The European Commission (EC) on Wednesday accused the European Parliament of delaying the approval of the proposal to force internet companies to quickly withdraw terrorist content, an initiative presented by Brussels in the autumn, trusting its adoption before the European elections. may.
"I find it difficult to understand the motivations of colleagues in the European Parliament (EP), who are seeking, it seems, to delay our legislative proposal on the regulation of terrorist content online," the European Security Commissioner said at a press conference. Julian King.
The commissioner referred to the broadcast "at brutal speed" of the videos of the terrorist attack last Friday in Christchurch (New Zealand) and the efforts of platforms such as Facebook and YouTube to eliminate those copies, which he considered to be the "enormous challenge" "to whom it is faced.
"Therefore, permanent legal requirements to eliminate and prevent this type of material from being uploaded would help ensure that all platforms have the same objective and resources in place," said King, who along with the head of Immigration, Dimitris Avramópulos, and the European Commissioner for Digital Economy, Mariya Gabriel, today presented the latest advances in the creation of the so-called "Union of Security".
King considered that if you act immediately and all institutions commit to it, there is still time to reach an agreement on this legislation before the end of the mandate of the European Parliament.
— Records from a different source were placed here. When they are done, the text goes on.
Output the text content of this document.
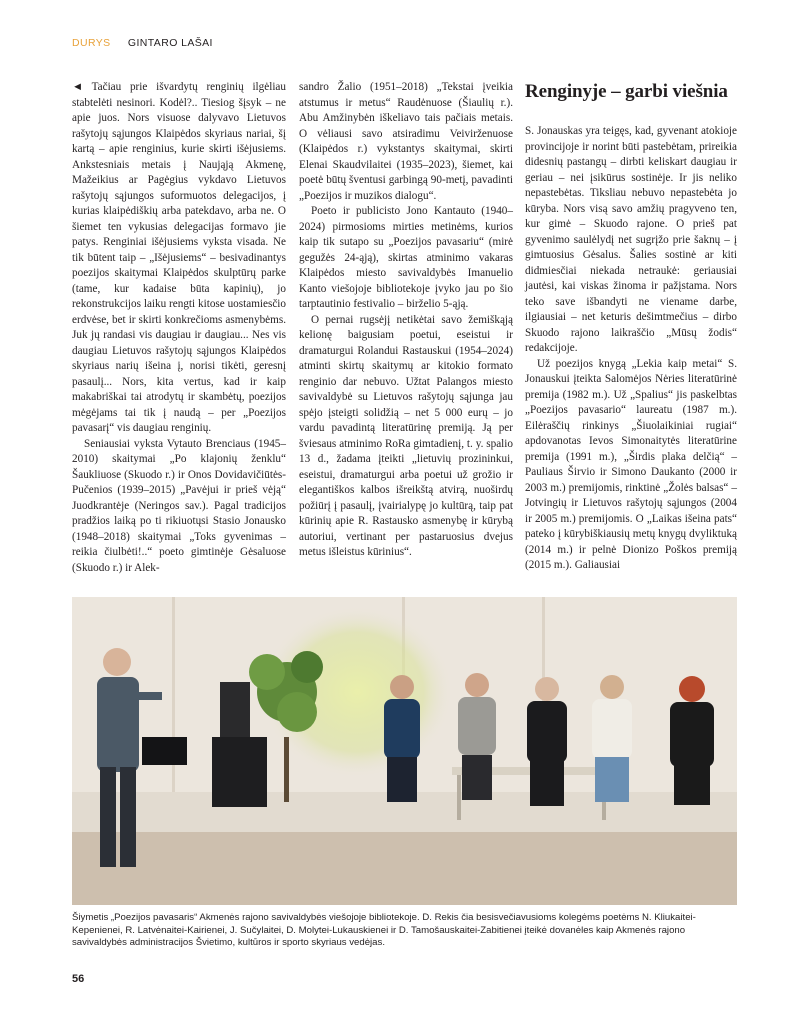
DURYS GINTARO LAŠAI

◄ Tačiau prie išvardytų renginių ilgėliau stabtelėti nesinori. Kodėl?.. Tiesiog šįsyk – ne apie juos. Nors visuose dalyvavo Lietuvos rašytojų sąjungos Klaipėdos skyriaus nariai, šį kartą – apie renginius, kurie skirti išėjusiems. Ankstesniais metais į Naująją Akmenę, Mažeikius ar Pagėgius vykdavo Lietuvos rašytojų sąjungos suformuotos delegacijos, į kurias klaipėdiškių arba patekdavo, arba ne. O šiemet ten vykusias delegacijas formavo jie patys. Renginiai išėjusiems vyksta visada. Ne tik būtent taip – „Išėjusiems“ – besivadinantys poezijos skaitymai Klaipėdos skulptūrų parke (tame, kur kadaise būta kapinių), jo rekonstrukcijos laiku rengti kitose uostamiesčio erdvėse, bet ir skirti konkrečioms asmenybėms. Juk jų randasi vis daugiau ir daugiau... Nes vis daugiau Lietuvos rašytojų sąjungos Klaipėdos skyriaus narių išeina į, norisi tikėti, geresnį pasaulį... Nors, kita vertus, kad ir kaip makabriškai tai atrodytų ir skambėtų, poezijos mėgėjams tai tik į naudą – per „Poezijos pavasarį“ vis daugiau renginių.

Seniausiai vyksta Vytauto Brenciaus (1945–2010) skaitymai „Po klajonių ženklu“ Šaukliuose (Skuodo r.) ir Onos Dovidavičiūtės-Pučenios (1939–2015) „Pavėjui ir prieš vėją“ Juodkrantėje (Neringos sav.). Pagal tradicijos pradžios laiką po ti rikiuotųsi Stasio Jonausko (1948–2018) skaitymai „Toks gyvenimas – reikia čiulbėti!..“ poeto gimtinėje Gėsaluose (Skuodo r.) ir Alek-

sandro Žalio (1951–2018) „Tekstai įveikia atstumus ir metus“ Raudėnuose (Šiaulių r.). Abu Amžinybėn iškeliavo tais pačiais metais. O vėliausi savo atsiradimu Veivirženuose (Klaipėdos r.) vykstantys skaitymai, skirti Elenai Skaudvilaitei (1935–2023), šiemet, kai poetė būtų šventusi garbingą 90-metį, pavadinti „Poezijos ir muzikos dialogu“.

Poeto ir publicisto Jono Kantauto (1940–2024) pirmosioms mirties metinėms, kurios kaip tik sutapo su „Poezijos pavasariu“ (mirė gegužės 24-ąją), skirtas atminimo vakaras Klaipėdos miesto savivaldybės Imanuelio Kanto viešojoje bibliotekoje įvyko jau po šio tarptautinio festivalio – birželio 5-ąją.

O pernai rugsėjį netikėtai savo žemiškąją kelionę baigusiam poetui, eseistui ir dramaturgui Rolandui Rastauskui (1954–2024) atminti skirtų skaitymų ar kitokio formato renginio dar nebuvo. Užtat Palangos miesto savivaldybė su Lietuvos rašytojų sąjunga jau spėjo įsteigti solidžią – net 5 000 eurų – jo vardu pavadintą literatūrinę premiją. Ją per šviesaus atminimo RoRa gimtadienį, t. y. spalio 13 d., žadama įteikti „lietuvių prozininkui, eseistui, dramaturgui arba poetui už grožio ir elegantiškos kalbos išreikštą atvirą, nuoširdų požiūrį į pasaulį, įvairialypę jo kultūrą, taip pat kūrinių apie R. Rastausko asmenybę ir kūrybą autoriui, vertinant per pastaruosius dvejus metus išleistus kūrinius“.

Renginyje – garbi viešnia

S. Jonauskas yra teigęs, kad, gyvenant atokioje provincijoje ir norint būti pastebėtam, prireikia didesnių pastangų – dirbti keliskart daugiau ir geriau – nei įsikūrus sostinėje. Ir jis neliko nepastebėtas. Tiksliau nebuvo nepastebėta jo kūryba. Nors visą savo amžių pragyveno ten, kur gimė – Skuodo rajone. O prieš pat gyvenimo saulėlydį net sugrįžo prie šaknų – į gimtuosius Gėsalus. Šalies sostinė ar kiti didmiesčiai niekada netraukė: geriausiai jautėsi, kai viskas žinoma ir pažįstama. Nors teko save išbandyti ne viename darbe, ilgiausiai – net keturis dešimtmečius – dirbo Skuodo rajono laikraščio „Mūsų žodis“ redakcijoje.

Už poezijos knygą „Lekia kaip metai“ S. Jonauskui įteikta Salomėjos Nėries literatūrinė premija (1982 m.). Už „Spalius“ jis paskelbtas „Poezijos pavasario“ laureatu (1987 m.). Eilėraščių rinkinys „Šiuolaikiniai rugiai“ apdovanotas Ievos Simonaitytės literatūrine premija (1991 m.), „Širdis plaka delčią“ – Pauliaus Širvio ir Simono Daukanto (2000 ir 2003 m.) premijomis, rinktinė „Žolės balsas“ – Jotvingių ir Lietuvos rašytojų sąjungos (2004 ir 2005 m.) premijomis. O „Laikas išeina pats“ pateko į kūrybiškiausių metų knygų dvyliktuką (2014 m.) ir pelnė Dionizo Poškos premiją (2015 m.). Galiausiai

Šiymetis „Poezijos pavasaris“ Akmenės rajono savivaldybės viešojoje bibliotekoje. D. Rekis čia besisvečiavusioms kolegėms poetėms N. Kliukaitei-Kepenienei, R. Latvėnaitei-Kairienei, J. Sučylaitei, D. Molytei-Lukauskienei ir D. Tamošauskaitei-Zabitienei įteikė dovanėles kaip Akmenės rajono savivaldybės administracijos Švietimo, kultūros ir sporto skyriaus vedėjas.
56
"Our message today to our friends in the European Parliament is that failure to do this only helps extremism," he added.
Last September, the EC proposed obliging companies to eliminate terrorist content online within one hour after receiving a withdrawal order issued by a police or judicial authority, as a measure to prevent its spread.
According to data published by the Community Executive last autumn, 33% of links to terrorist content is spread in one hour and 75% in four hours.
Since 2016, the EC has identified more than 80,000 labels of videos or images with terrorist content, and more than 150 companies providing services with this type of content, according to Europol.
The commissioners valued that in recent years the European Union has made progress in 15 of the 22 proposals submitted by the Commission to progress in the "Union of Security", but warned that there is still work to be done.
They also mentioned the challenges in combating misinformation on the Internet, on the occasion of the publication of the latest report in that area, which analyzes the situation last February based on data provided by service providers.
Commissioner Gabriel recalled that a few months ago Google, Facebook and Twitter committed to follow a code of conduct to prevent the spread of misinformation.
The Commission acknowledged today progress in some areas, but said it expects more progress in others.